ASE: Authenticated Statement Exchange
Benjamin Fuller, Roger Khazan, Joseph Cooley, and Galen Pickard. ASE: Authenticated Statement Exchange. IEEE Network Computing and Applications 2010. Best paper award.
Abstract
Applications often re-transmit the same data, such as digital certificates, during repeated communication instances. Avoiding such superfluous transmissions with caching, while complicated, may be necessary in order to operate in low-bandwidth, high-latency wireless networks or in order to reduce communication load in shared, mobile networks.
This paper presents a general framework and an accompanying software library, called “Authenticated Statement Exchange” (ASE), for helping applications implement persistent caching of application specific data. ASE supports secure caching of a number of predefined data types common to secure communication protocols and allows applications to define new data types to be handled by ASE.
ASE is applicable to many applications. The paper describes the use of ASE in one such application, secure group chat. In a recent real-use deployment, ASE was instrumental in allowing secure group chat to operate over low-bandwidth satellite links.
GROK: A Practical System for Securing Group Communications
Joseph Cooley, Roger Khazan, Benjamin Fuller, and Galen Pickard. GROK: A Practical System for Securing Group Communications. IEEE Network Computing and Applications 2010. Best paper nominee.
Abstract
We have designed and implemented a general-purpose cryptographic building block, called GROK, for securing communication among groups of entities in networks composed of high-latency, low-bandwidth, intermittently connected links.

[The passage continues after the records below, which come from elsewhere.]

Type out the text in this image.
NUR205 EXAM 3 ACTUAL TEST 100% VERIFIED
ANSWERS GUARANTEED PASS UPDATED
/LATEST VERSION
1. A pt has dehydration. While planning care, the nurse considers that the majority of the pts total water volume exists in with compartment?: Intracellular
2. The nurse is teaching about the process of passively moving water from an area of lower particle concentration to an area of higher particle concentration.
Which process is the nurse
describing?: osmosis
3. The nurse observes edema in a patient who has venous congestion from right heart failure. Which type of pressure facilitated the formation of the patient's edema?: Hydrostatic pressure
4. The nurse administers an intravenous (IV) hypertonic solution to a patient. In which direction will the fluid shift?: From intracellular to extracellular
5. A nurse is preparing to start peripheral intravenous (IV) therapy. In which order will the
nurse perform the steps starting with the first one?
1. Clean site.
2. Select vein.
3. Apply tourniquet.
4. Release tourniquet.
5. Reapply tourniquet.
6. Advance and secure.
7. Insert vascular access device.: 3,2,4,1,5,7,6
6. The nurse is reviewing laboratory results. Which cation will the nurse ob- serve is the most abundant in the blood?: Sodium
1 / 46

During the process, we solved a number of non-trivial system problems. This paper describes these problems and our solutions, and motivates and justifies these solutions from three viewpoints: usability, efficiency, and security. The solutions described in this paper have been tempered by securing a widely-used group-oriented application, group text chat. We implemented a prototype extension to a popular text chat client called Pidgin and evaluated it in a real-world scenario. Based on our experiences, these solutions are useful to designers of group-oriented systems specifically, and secure systems in general.